Dérèglement-climatique-et-dérèglement-civilisationnel

Dérèglement-climatique-et-dérèglement-civilisationnel

par
Philippe Lukacs

Economiste

L’économiste Philippe Lukacs rappelle, dans une tribune au « Monde », que le concept de « décivilisation » brandie dans le débat public, a été utilisé par l’ethnologue Robert Jaulin en 1974 pour dénoncer la destruction des modes de vie humains par un système économique prédateur de l’homme et de la nature.

Oui, comme le président de la République l’a évoqué le 24 mai, nous risquons non seulement un dérèglement climatique mais aussi un dérèglement civilisationnel, une « décivilisation ». Mais ce risque de décivilisation n’est pas celui de la perte des bonnes mœurs ou la déliquescence des hiérarchies, selon la conception qu’en donne Renaud Camus avec son essai de 2011 (Décivilisation, Fayard, 2011) dans un mouvement réactionnaire de regret du passé. Il n’appelle pas non plus à un « sursaut moral » comme le chef de l’Etat nous y a invités en réaction aux récentes émeutes.

Le risque est plus fondamental : c’est la logique même de notre civilisation qui nous entraîne vers une décivilisation. Il ne s’agit donc pas de chercher à maintenir un ordre ancien regretté mais, tout au contraire, de sortir le plus vite possible d’une logique mortifère.

Dès 1923, le philosophe György Lukacs (1885-1971) dénonçait, après Karl Marx (1818-1883), le risque d’une transformation du monde et de l’humanité en « choses », en marchandises échangeables : une « réification » du monde (Histoire et conscience de classe. Essais de dialectique marxiste, Paris, Les Editions de Minuit, 1960).

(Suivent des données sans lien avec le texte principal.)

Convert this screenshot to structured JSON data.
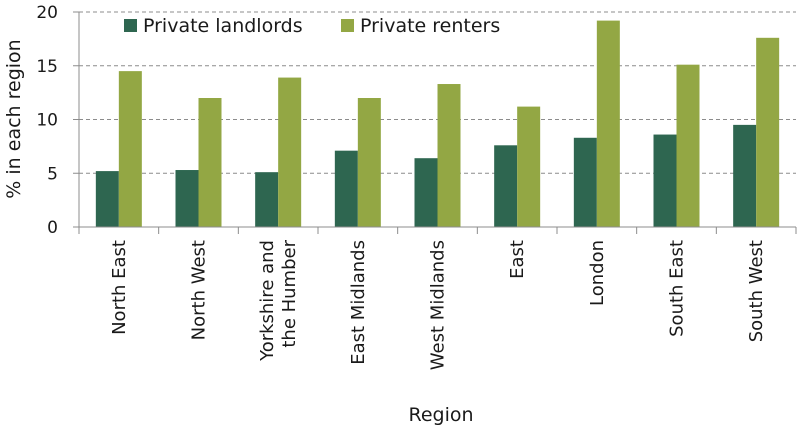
{
  "chart_data": {
    "type": "bar",
    "title": "",
    "xlabel": "Region",
    "ylabel": "% in each region",
    "ylim": [
      0,
      20
    ],
    "yticks": [
      0,
      5,
      10,
      15,
      20
    ],
    "grid": true,
    "legend_position": "top-left",
    "categories": [
      [
        "North East"
      ],
      [
        "North West"
      ],
      [
        "Yorkshire and",
        "the Humber"
      ],
      [
        "East Midlands"
      ],
      [
        "West Midlands"
      ],
      [
        "East"
      ],
      [
        "London"
      ],
      [
        "South East"
      ],
      [
        "South West"
      ]
    ],
    "series": [
      {
        "name": "Private landlords",
        "color": "#2e6650",
        "values": [
          5.2,
          5.3,
          5.1,
          7.1,
          6.4,
          7.6,
          8.3,
          8.6,
          9.5
        ]
      },
      {
        "name": "Private renters",
        "color": "#93a744",
        "values": [
          14.5,
          12.0,
          13.9,
          12.0,
          13.3,
          11.2,
          19.2,
          15.1,
          17.6
        ]
      }
    ]
  }
}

Notre aveuglement à l’égard ce qui est au-delà des marchandises, le climat notamment, n’est-il pas justement une des conséquences de ce mouvement de réification du monde ? En 1972, l’économiste Dennis Meadows, dans son fameux rapport sur « Les limites de la croissance », montrait que la logique selon laquelle nous construisons aujourd’hui notre univers de vie conduit à la mort de l’humanité, et donc de la civilisation.

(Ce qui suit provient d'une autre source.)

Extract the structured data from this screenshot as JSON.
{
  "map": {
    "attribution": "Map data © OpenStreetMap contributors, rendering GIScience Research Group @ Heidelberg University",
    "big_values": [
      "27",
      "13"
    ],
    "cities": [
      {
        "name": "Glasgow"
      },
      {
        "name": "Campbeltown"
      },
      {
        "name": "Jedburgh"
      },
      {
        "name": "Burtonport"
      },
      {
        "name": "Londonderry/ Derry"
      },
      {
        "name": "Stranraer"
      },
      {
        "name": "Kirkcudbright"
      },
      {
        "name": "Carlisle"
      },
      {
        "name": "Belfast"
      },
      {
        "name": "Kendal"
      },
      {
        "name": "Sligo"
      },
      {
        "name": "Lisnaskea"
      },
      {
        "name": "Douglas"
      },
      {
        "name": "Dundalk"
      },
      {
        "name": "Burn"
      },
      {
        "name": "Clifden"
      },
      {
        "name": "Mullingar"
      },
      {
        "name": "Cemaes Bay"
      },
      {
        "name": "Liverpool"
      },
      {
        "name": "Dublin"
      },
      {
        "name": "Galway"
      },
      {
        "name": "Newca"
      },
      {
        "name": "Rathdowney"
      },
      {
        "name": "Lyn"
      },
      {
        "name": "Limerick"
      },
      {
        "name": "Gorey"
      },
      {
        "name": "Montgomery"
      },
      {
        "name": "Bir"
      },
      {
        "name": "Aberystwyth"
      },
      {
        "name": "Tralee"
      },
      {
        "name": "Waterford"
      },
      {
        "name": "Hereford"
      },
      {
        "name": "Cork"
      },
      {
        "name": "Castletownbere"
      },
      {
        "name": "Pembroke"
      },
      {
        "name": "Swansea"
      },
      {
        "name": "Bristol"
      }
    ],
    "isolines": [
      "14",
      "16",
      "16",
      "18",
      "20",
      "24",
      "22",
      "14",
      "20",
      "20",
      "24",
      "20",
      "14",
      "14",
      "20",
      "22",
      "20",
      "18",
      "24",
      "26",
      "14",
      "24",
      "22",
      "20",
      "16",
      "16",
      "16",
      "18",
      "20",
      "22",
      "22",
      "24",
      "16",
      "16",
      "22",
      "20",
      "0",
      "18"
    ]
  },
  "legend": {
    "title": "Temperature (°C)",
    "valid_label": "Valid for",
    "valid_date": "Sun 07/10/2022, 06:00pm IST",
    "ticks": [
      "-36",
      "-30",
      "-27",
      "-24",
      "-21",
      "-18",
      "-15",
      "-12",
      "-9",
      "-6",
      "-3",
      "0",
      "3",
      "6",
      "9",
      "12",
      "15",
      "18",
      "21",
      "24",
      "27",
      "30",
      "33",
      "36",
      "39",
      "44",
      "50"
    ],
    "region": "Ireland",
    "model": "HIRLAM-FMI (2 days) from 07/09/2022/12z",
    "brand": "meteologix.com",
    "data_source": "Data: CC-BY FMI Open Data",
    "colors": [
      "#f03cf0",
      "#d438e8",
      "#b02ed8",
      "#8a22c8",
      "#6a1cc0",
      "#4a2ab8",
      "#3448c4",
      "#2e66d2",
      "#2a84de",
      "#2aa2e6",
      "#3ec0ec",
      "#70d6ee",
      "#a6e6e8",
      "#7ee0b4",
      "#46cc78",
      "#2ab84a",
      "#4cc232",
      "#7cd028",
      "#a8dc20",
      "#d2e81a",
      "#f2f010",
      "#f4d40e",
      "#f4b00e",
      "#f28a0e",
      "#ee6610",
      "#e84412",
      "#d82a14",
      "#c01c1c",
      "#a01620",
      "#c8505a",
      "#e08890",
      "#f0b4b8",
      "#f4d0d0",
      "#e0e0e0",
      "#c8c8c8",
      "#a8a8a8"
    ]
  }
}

En 2005, le sociologue Hartmut Rosa soulignait que notre logique d’accélération entraîne de multiples dysfonctionnements, non seulement écologiques, économiques mais aussi politiques, et se répercute même sur chaque individu (Accélération, une critique sociale du temps, La Découverte, 2013). Il montrait que dérèglement climatique et dérèglement civilisationnel sont liés.

Nous devons faire évoluer notre oekonomia, au sens étymologique du terme, c’est-à-dire la logique selon laquelle nous construisons notre « maison ». L’économie doit aujourd’hui élargir son regard. Non plus avoir comme unique préoccupation celle de l’optimisation de la production mais, plus largement, être attentive aux interdépendances, tant sociales qu’avec la nature.